Unfortunately, the sheer volume of login attempts has caused performance issues with the site.

We do not believe this attack is specific to onMason or any of the sites we host since similar attacks have been reported by other WordPress sites.

See:
http://www.us-cert.gov/ncas/current-activity/2013/04/15/WordPress-Sites-Targeted-Mass-Brute-force-Botnet-Attack

In order to maintain the performance, stability and safety of onMason, we have implemented the following change:

After 5 incorrect login attempts, your account will be locked for 15 minutes. Please do try to login again before the 15 minutes are up as further attempts to login can result in an indefinite lock out.

If you are accidently locked out of your site or as experiencing any other issues due to the attacks, please contact the onMason Webmaster at webmaster@onmason.com.

We thank you for you understanding as we deal with this issue.

onMason Webmaster
Office of Student Media


Upcoming Upgrade

We will be upgrading the software running onMason on Wednesday, October 3, 2012 between 10:00 a.m. – 11:00 a.m.
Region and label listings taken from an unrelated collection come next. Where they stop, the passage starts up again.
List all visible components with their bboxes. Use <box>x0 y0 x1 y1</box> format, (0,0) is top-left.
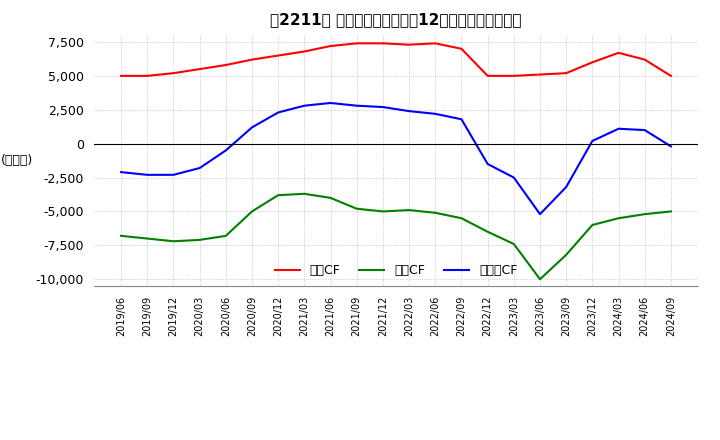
フリーCF <box>640 128 649 133</box>
Line: フリーCF: フリーCF <box>121 103 671 214</box>
フリーCF <box>379 104 387 110</box>
投資CF <box>117 233 125 238</box>
営業CF <box>614 50 623 55</box>
フリーCF <box>143 172 152 177</box>
営業CF <box>457 46 466 51</box>
フリーCF <box>431 111 440 117</box>
営業CF <box>536 72 544 77</box>
営業CF <box>379 40 387 46</box>
投資CF <box>352 206 361 211</box>
投資CF <box>562 252 570 257</box>
フリーCF <box>326 100 335 106</box>
Line: 営業CF: 営業CF <box>121 43 671 76</box>
投資CF <box>510 241 518 246</box>
投資CF <box>143 236 152 241</box>
フリーCF <box>248 125 256 130</box>
営業CF <box>222 62 230 68</box>
投資CF <box>169 238 178 244</box>
営業CF <box>195 66 204 72</box>
フリーCF <box>588 138 597 143</box>
フリーCF <box>667 144 675 149</box>
投資CF <box>640 212 649 217</box>
投資CF <box>614 216 623 221</box>
営業CF <box>562 70 570 76</box>
フリーCF <box>536 212 544 217</box>
投資CF <box>536 277 544 282</box>
投資CF <box>457 216 466 221</box>
投資CF <box>222 233 230 238</box>
営業CF <box>640 57 649 62</box>
投資CF <box>195 237 204 242</box>
営業CF <box>274 53 282 58</box>
営業CF <box>326 44 335 49</box>
営業CF <box>117 73 125 78</box>
フリーCF <box>117 169 125 175</box>
フリーCF <box>300 103 309 108</box>
Line: 投資CF: 投資CF <box>121 194 671 279</box>
投資CF <box>667 209 675 214</box>
フリーCF <box>614 126 623 132</box>
投資CF <box>431 210 440 216</box>
フリーCF <box>457 117 466 122</box>
投資CF <box>274 193 282 198</box>
Title: 　2211、 キャッシュフローの12か月移動合計の推移: 2211、 キャッシュフローの12か月移動合計の推移 <box>270 12 522 27</box>
フリーCF <box>405 109 413 114</box>
営業CF <box>169 70 178 76</box>
Y-axis label: (百万円): (百万円) <box>1 154 32 167</box>
投資CF <box>588 222 597 227</box>
営業CF <box>143 73 152 78</box>
フリーCF <box>562 184 570 190</box>
投資CF <box>379 209 387 214</box>
フリーCF <box>195 165 204 171</box>
営業CF <box>431 40 440 46</box>
営業CF <box>667 73 675 78</box>
営業CF <box>405 42 413 48</box>
営業CF <box>248 57 256 62</box>
フリーCF <box>169 172 178 177</box>
営業CF <box>483 73 492 78</box>
フリーCF <box>222 148 230 153</box>
フリーCF <box>510 175 518 180</box>
営業CF <box>352 40 361 46</box>
投資CF <box>405 207 413 213</box>
投資CF <box>248 209 256 214</box>
営業CF <box>588 60 597 65</box>
投資CF <box>326 195 335 201</box>
Legend: 営業CF, 投資CF, フリーCF: 営業CF, 投資CF, フリーCF <box>270 259 522 282</box>
フリーCF <box>352 103 361 108</box>
フリーCF <box>274 110 282 115</box>
営業CF <box>510 73 518 78</box>
投資CF <box>300 191 309 196</box>
投資CF <box>483 229 492 235</box>
営業CF <box>300 49 309 54</box>
フリーCF <box>483 161 492 167</box>
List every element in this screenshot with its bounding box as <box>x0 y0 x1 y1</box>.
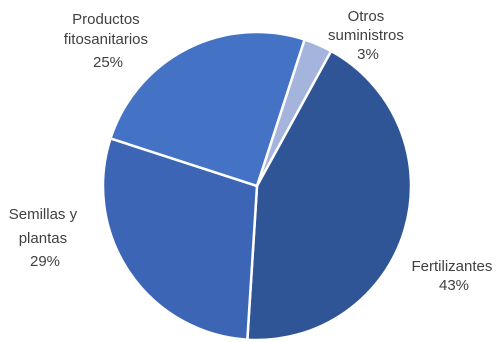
slice-productos-fitosanitarios <box>109 30 306 188</box>
slice-fertilizantes <box>246 49 413 342</box>
label-fertilizantes: Fertilizantes 43% <box>411 258 496 294</box>
label-productos-fitosanitarios: Productos fitosanitarios 25% <box>64 11 152 71</box>
label-otros-suministros: Otros suministros 3% <box>328 8 408 63</box>
label-semillas-y-plantas: Semillas y plantas 29% <box>9 206 82 270</box>
slice-semillas-y-plantas <box>101 137 259 341</box>
pie-slices <box>101 30 413 342</box>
As a result, onMason will be periodically unavailable during that time.


Upgrade Notice

We will be upgrading the software running onMason on Thursday, August 23, 2012 between 10:00 a.m. – 11:00 a.m. As a result, onMason will be periodically unavailable during that time.


Server Upgrade (Update: Done!)

We will be upgrading servers in the next 24 hours. There may be some some downtime during this process. We apologize for any inconvenience this may cause, but this is necessary in order for us to continue to provide a high level of service to our users. onMason will be ready to go well before the semester starts next Monday. Again, thank your for your patience.

UPDATE: The upgrade has been completed. Please let us know if you run across any problems.


Theme Updates

Over the past few days, we have been updating many of our themes in order to bring you added customizability and to increase the stability of onMason.

As part of this update, when you check the Appearance menu in your Dashboard, you might notice additional options. Additionally, you may notice slight changes in the spacing and alignment of elements on some pages.

All of these changes should be positive. However, if you are experiencing any problems as a result of this update, please submit a support ticket through your Dashboard. You may also leave feedback by commenting on this post.